The accommodative stimulus and accommodative response were adjusted at the corneal plane50. Continuous accommodative responses were fitted with a 3-degree polynomial equation as a function of accommodative stimulus. The steepest slope of the curve was calculated. Accommodative lag area was defined as the area of underaccommodation between the 1:1 line and the response curve in the stimulus–response plot between 0 and 6 D (ALA 0–6) (see Fig. 2). The accommodative lag for a given stimulus was obtained by subtracting the accommodative response from the accommodative stimulus. The ASRC of each subject was measured at least three times, and the curve with the best fit (highest R2 value) was chosen for analysis.

Figure 2
figure 2

Accommodative stimulus–response curve and accommodative lag area. ASRCs were fitted with a 3-degree polynomial equation (dashed line). The shaded area represents the accommodative lag area between the 1:1 line and the fitted accommodative stimulus–response curve between 0 and 6 D.
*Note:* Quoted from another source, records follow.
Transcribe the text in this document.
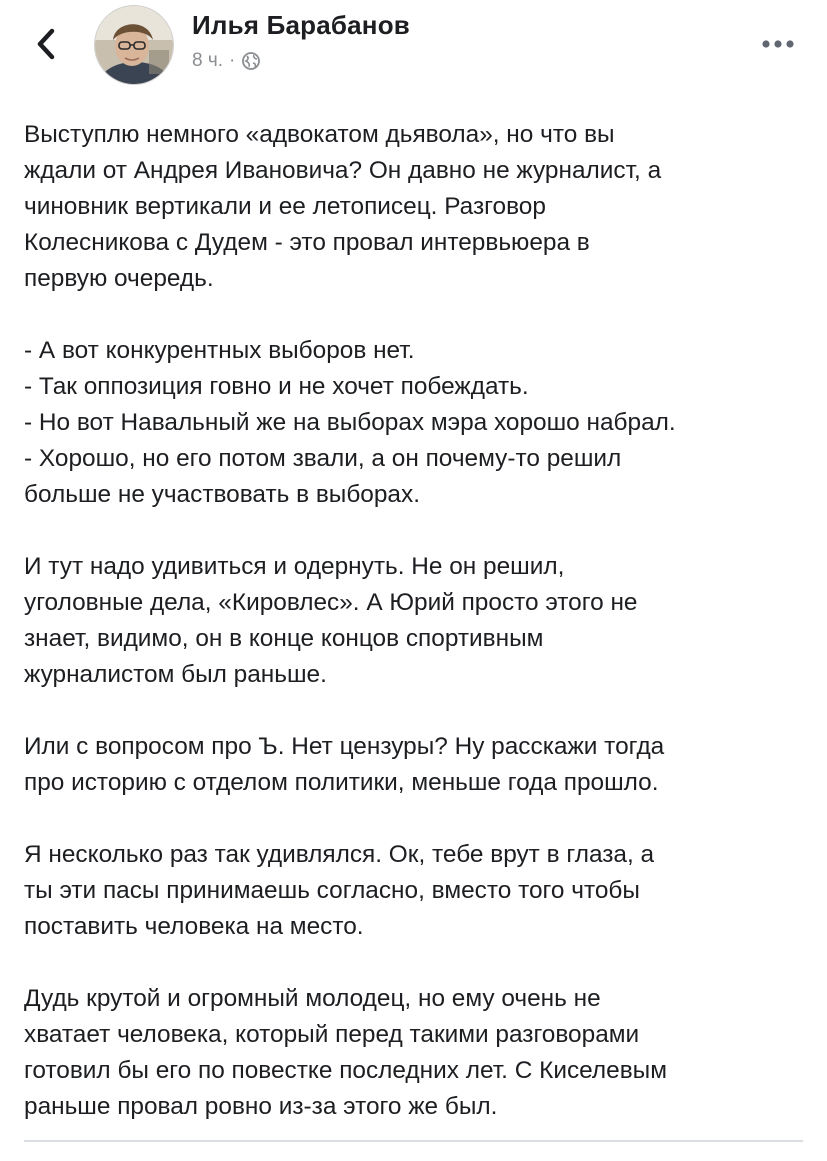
Илья Барабанов
8 ч. ·

Выступлю немного «адвокатом дьявола», но что вы
ждали от Андрея Ивановича? Он давно не журналист, а
чиновник вертикали и ее летописец. Разговор
Колесникова с Дудем - это провал интервьюера в
первую очередь.

- А вот конкурентных выборов нет.
- Так оппозиция говно и не хочет побеждать.
- Но вот Навальный же на выборах мэра хорошо набрал.
- Хорошо, но его потом звали, а он почему-то решил
больше не участвовать в выборах.

И тут надо удивиться и одернуть. Не он решил,
уголовные дела, «Кировлес». А Юрий просто этого не
знает, видимо, он в конце концов спортивным
журналистом был раньше.

Или с вопросом про Ъ. Нет цензуры? Ну расскажи тогда
про историю с отделом политики, меньше года прошло.

Я несколько раз так удивлялся. Ок, тебе врут в глаза, а
ты эти пасы принимаешь согласно, вместо того чтобы
поставить человека на место.

Дудь крутой и огромный молодец, но ему очень не
хватает человека, который перед такими разговорами
готовил бы его по повестке последних лет. С Киселевым
раньше провал ровно из-за этого же был.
Myopia progression at enrolment

In this study, retrospective and prospective refraction from the enrolment could be obtained from the outpatient database system based on noncycloplegic subjective spherical equivalent refraction (SER). Because the development of myopia is nonlinear27, the classic Gompertz function is fitted with each subject's longitudinal dataset, including at least four records of SER with an interval of more than 6 months between each visit (Fig. 3). The equation is \(Y=a{e}^{-b{e}^{-kx}}\), where Y equals the refractive error at a given visit and x is the visit time relative to the visit that obtained the first record of SER. Myopia progression rate at enrolment is the first derivative of the Gompertz function, defined as the change in SER per year (Fig. 1).

Figure 3
figure 3

The trend in myopia progression of one subject fitted with the Gompertz function (solid line). The filled circle represents the SER at enrolment, while open circles represent the retrospective and prospective SER. The slope of the tangential line (red line) at enrolment is the first derivative of the Gompertz function (dashed line), which represents the rate of myopic progression at enrolment.

Statistical analysis

Data from the right eye were analysed by IBM SPSS Statistics software, version 25 (SPSS, Inc., Chicago, IL). A nonlinear regression analysis was used to fit the refractive data with the Gompertz function. The goodness of curve fit depended on the R2 value. A mixed linear model for multilevel repeated-measures data was used to explore the associations between the rate of myopia progression at enrolment and accommodative parameters adjusted by age and SER. The covariates evaluated in the models were the accommodative lag at different stimuli, largest slope of ASRC, accommodative lag area, DAF and sex.